La famille des Ath Bouali met tous ses moyens pour honorer la mémoire du saint homme, donner une image d’hospitalité respectable au village et accueillir les visiteurs qui cherchent joie et bénédiction. Dda Mokrane, le représentant de la famille se démène pour satisfaire tout le monde : nettoyer le parterre et la piste de danse, placer les guirlandes électriques aux endroits stratégiques pour bien éclairer la scène, disposer les chaises pour les adultes et surtout pour les vieilles personnes et enfin, faire préparer les repas pour les visiteurs et pèlerins, particulièrement pour ceux qui viennent de loin. Aujourd’hui disparu, Dda Mokrane laisse un souvenir indélébile d’un homme vertueux et serviable ayant pu concilier le sens de la fête et le caractère sacré des lieux. Taâchourt à Taourirt-Amrane scelle la communion entre les villages qui participent à sa célébration autour de Cheikh Aârab. Les petites placettes à la périphérie du mausolée, à l’exemple d’Inourar et des champs voisins, abritaient des grappes humaines, vieux, jeunes, femmes qui, une fois par année, viennent se ressourcer aux rythmes ancestraux des fifres et des tambourins.

Une tradition familiale locale veut que la viande de mouton, séchée, salée et réservée depuis l’Aïd El Kebir, soit sortie et consommée à l’occasion de l’Achoura. Ce genre de conservation par le moyen de la salaison était, avant l’accès au réfrigérateur, la seule méthode possible pour les produits carnés. Pour le goût particulier que la viande séchée donne à la sauce et au couscous, et aussi pour des raisons de jalouse tradition à conserver, cette pratique est toujours en vigueur dans la région pour une partie de la bête immolée.

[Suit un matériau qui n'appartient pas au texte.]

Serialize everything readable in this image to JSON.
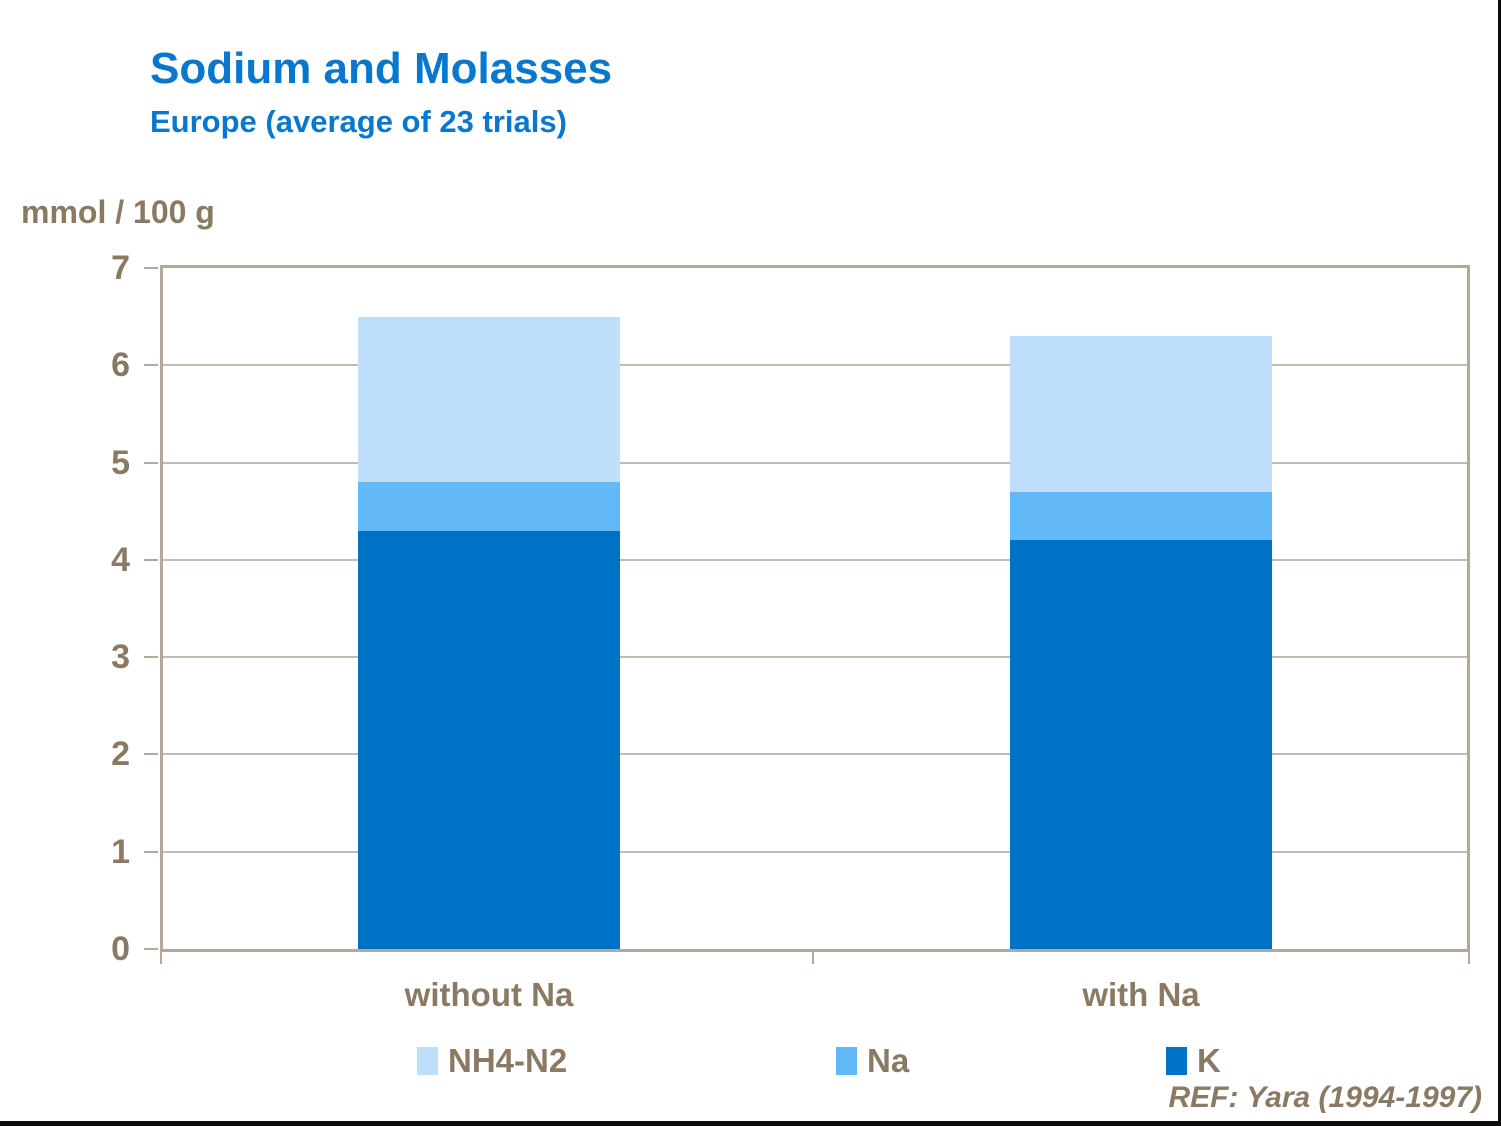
{
  "title": "Sodium and Molasses",
  "subtitle": "Europe (average of 23 trials)",
  "unit_label": "mmol / 100 g",
  "footer": {
    "ref": "REF: Yara (1994-1997)"
  },
  "colors": {
    "title_blue": "#0878ce",
    "k_bar": "#0072c6",
    "na_bar": "#63b8f7",
    "nh4_bar": "#bddffb",
    "axis_text_brown": "#8b7a63",
    "axis_line": "#b3a89c",
    "gridline": "#c3bab0",
    "frame_edge_black": "#0b0b0c",
    "background": "#ffffff"
  },
  "chart_data": {
    "type": "bar",
    "stacked": true,
    "title": "Sodium and Molasses",
    "subtitle": "Europe (average of 23 trials)",
    "ylabel": "mmol / 100 g",
    "xlabel": "",
    "categories": [
      "without Na",
      "with Na"
    ],
    "series": [
      {
        "name": "K",
        "color": "#0072c6",
        "values": [
          4.3,
          4.2
        ]
      },
      {
        "name": "Na",
        "color": "#63b8f7",
        "values": [
          0.5,
          0.5
        ]
      },
      {
        "name": "NH4-N2",
        "color": "#bddffb",
        "values": [
          1.7,
          1.6
        ]
      }
    ],
    "stack_totals": [
      6.5,
      6.3
    ],
    "ylim": [
      0,
      7
    ],
    "yticks": [
      0,
      1,
      2,
      3,
      4,
      5,
      6,
      7
    ],
    "grid": true,
    "legend_position": "bottom",
    "legend_order": [
      "NH4-N2",
      "Na",
      "K"
    ],
    "annotation": "REF: Yara (1994-1997)"
  }
}
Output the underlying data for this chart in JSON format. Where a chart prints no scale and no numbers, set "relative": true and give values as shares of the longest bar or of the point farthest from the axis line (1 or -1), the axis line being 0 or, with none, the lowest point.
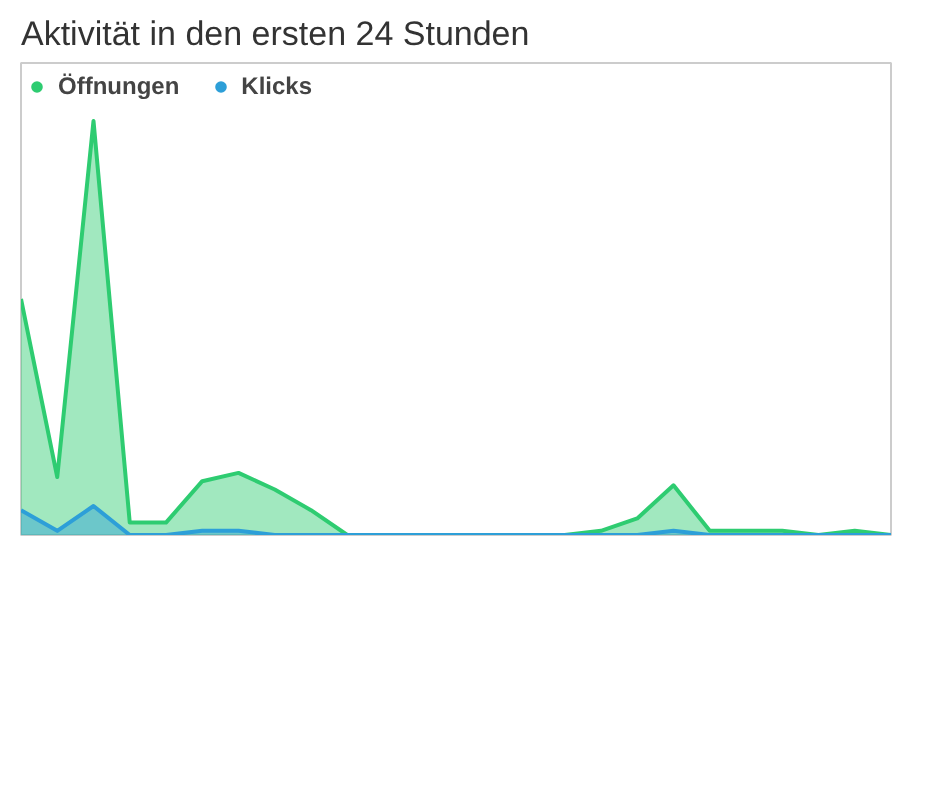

La Haute Kabylie possède encore d’autres lieux de pèlerinage pendant la fête de Taâchourt. Nous citons pour exemples le village de Boudafal, autour du saint tutélaire local, et le mausolée de Cheikh Mohand Oulhocine, tous les deux dans la commune d’Aït Yahia. Dans le village d’Agouni n’Teslent, on confectionne, à l’occasion de cette célébration, des bâtons bien droits appelés Tahayuts, rayés de façon hélicoïdale, que l’on donne aux petits enfants pour aller faire du porte-à-porte dans tout le village en vue de demander Aheddur ou bien Afdhir (fin feuillet de galette) aux chef de ménage tout en élevant le bâton dans l’air. Pendant sa marche dans les venelles des quartiers, l’enfant récite une comptine par laquelle il exprime sa demande : Hayu, Hayu ! Fkiyi aheddur…

Chez les Iwaquren, c’est Timechret

Dans d’autres villages de la Kabylie, ce sont des sacrifices d’ovins ou de bovins qui sont faits à l’occasion de l’Achoura. Il en est ainsi de l’aârch Iwakourène dans la petite ville de Rafour (wilaya de Bouira) où deux anciens villages, Ighzer et Taddart Lejdid, célèbrent d’une façon fastueuse ce rendez-vous. Pour avoir déjà couvert l’événement pour le compte de La Dépêche de Kabylie, nous avions eu l’occasion de rendre compte du caractère grandiose des cérémonies pendant lesquelles plusieurs dizaines de veaux sont sacrifiés dans le rite qui s’appelle Timechret. Les veaux sont acquis soit par des dons de particuliers soit par l’achat au moyen de la caisse collective du aârch. À cette occasion, tout le monde mange de la viande, y compris les éventuels invités qui viennent rendre visite à leurs familles pendant cette période. Des cérémonies de prières et de vœux de bonheur se déroulent également dans des parterres spécialement conçus pour ce rite. Le travail est accompli par les associations des deux villages, composées de jeunes, qui se font aider par les comités de village constitués de sages.